Pantauan detikBali, perahu karet yang dikerahkan tersebut diprioritaskan untuk mengevakuasi warga yang lanjut usia (lansia) serta kendaraan bermotor milik warga yang masih terjebak banjir.
SCROLL TO CONTINUE WITH CONTENT
Satu unit ambulans juga disiagakan untuk mewanti-wanti warga yang lemas atau kondisinya cukup parah akibat dilanda banjir.
Kepala Desa Perampuan Zubaidi mengatakan jumlah warga yang dievakuasi menggunakan perahu karet tersebut tidak terlalu banyak, hanya sekitar puluhan orang dan beberapa kendaraan bermotor.
"Karena ada juga warga yang sudah mengungsikan diri sebenarnya dari kemarin," ujarnya, Kamis (22/01/2026).
Zubaidi mengatakan warga yang sudah dievakuasi tersebut langsung dikerahkan untuk mengungsi ke masjid, mushola, hingga ke Kantor Desa Perampuan sebagai posko sementara.
Di sisi lain, warga yang mengungsi di Masjid Baiturrahman Pepabri, Lalu Suwadi mengaku sudah mengungsikan diri selama dua hari di tempat tersebut bersama keluarga.

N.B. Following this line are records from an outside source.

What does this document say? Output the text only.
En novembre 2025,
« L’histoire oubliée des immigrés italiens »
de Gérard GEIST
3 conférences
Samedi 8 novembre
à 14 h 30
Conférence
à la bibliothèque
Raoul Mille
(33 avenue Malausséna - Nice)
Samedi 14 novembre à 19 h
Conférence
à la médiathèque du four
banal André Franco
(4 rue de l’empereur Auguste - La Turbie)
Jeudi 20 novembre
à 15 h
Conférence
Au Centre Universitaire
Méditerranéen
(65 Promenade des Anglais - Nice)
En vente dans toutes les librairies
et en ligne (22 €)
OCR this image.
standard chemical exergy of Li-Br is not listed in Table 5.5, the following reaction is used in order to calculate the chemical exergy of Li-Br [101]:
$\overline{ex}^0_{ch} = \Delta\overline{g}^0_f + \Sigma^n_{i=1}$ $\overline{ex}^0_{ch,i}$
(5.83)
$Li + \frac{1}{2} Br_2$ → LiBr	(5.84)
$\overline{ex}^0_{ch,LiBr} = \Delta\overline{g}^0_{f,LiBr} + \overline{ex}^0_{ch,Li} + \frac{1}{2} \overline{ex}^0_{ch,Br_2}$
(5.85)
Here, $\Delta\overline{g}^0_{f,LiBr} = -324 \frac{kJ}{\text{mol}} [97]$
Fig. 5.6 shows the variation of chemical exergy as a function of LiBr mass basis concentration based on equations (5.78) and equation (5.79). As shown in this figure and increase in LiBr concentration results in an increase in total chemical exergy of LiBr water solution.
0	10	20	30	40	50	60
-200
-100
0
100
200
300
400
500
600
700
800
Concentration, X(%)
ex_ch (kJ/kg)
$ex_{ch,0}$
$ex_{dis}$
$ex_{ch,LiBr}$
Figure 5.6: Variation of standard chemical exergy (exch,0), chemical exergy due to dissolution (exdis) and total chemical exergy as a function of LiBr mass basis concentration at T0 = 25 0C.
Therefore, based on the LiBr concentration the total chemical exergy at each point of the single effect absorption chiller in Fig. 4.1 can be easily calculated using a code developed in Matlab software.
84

Suwadi menuturkan awalnya ia berniat kembali ke rumah miliknya pagi tadi. Namun karena hujan kembali mengguyur sampai siang tadi hingga membuat rumahnya semakin terendam banjir dan dirinya terpaksa lanjut mengungsi.
"Ini sudah hari kedua (mengungsi), kami nggak tahu sampai kapan banjir ini surut makanya," tuturnya.
Sebelumnya, Banjir di Desa Perampuan, Kecamatan Labuapi, Lombok Barat belum juga surut padahal sudah dua hari menggenang, sejak Rabu (21/01/2026) kemarin.
Pantauan detikBali pada Kamis (22/01/2026), banjir masih menggenang di Dusun Kerepet, Dusun Kapitan, Dusun Karang Bayan dan Dusun Bayan Pengsong.
Ketinggian air terparah terpantau sampai saat ini berada di Perumahan Pepabri, Dusun Kerepet yang mencapai paha orang dewasa.
Kepala Desa Perampuan, Zubaidi mengatakan banjir sempat surut kemarin Rabu, namun kondisi semakin parah karena hujan yang terus mengguyur sejak malam hingga siang tadi.
"Hujannya nggak reda-reda ini makanya, mau gimana kita. Dari tadi malam kami di sini tidak bisa tidur," ungkapnya, Kamis (22/01/2026).
Zubaidi mengatakan banjir yang menggenang sampai saat ini masih merendam ratusan rumah. Akibatnya, sekitar 600 KK warga Desa Perampuan terdampak dan harus mengungsi.
"Kondisinya sama seperti kemarin, sekitar 600 KK harus diungsikan ini," ujarnya.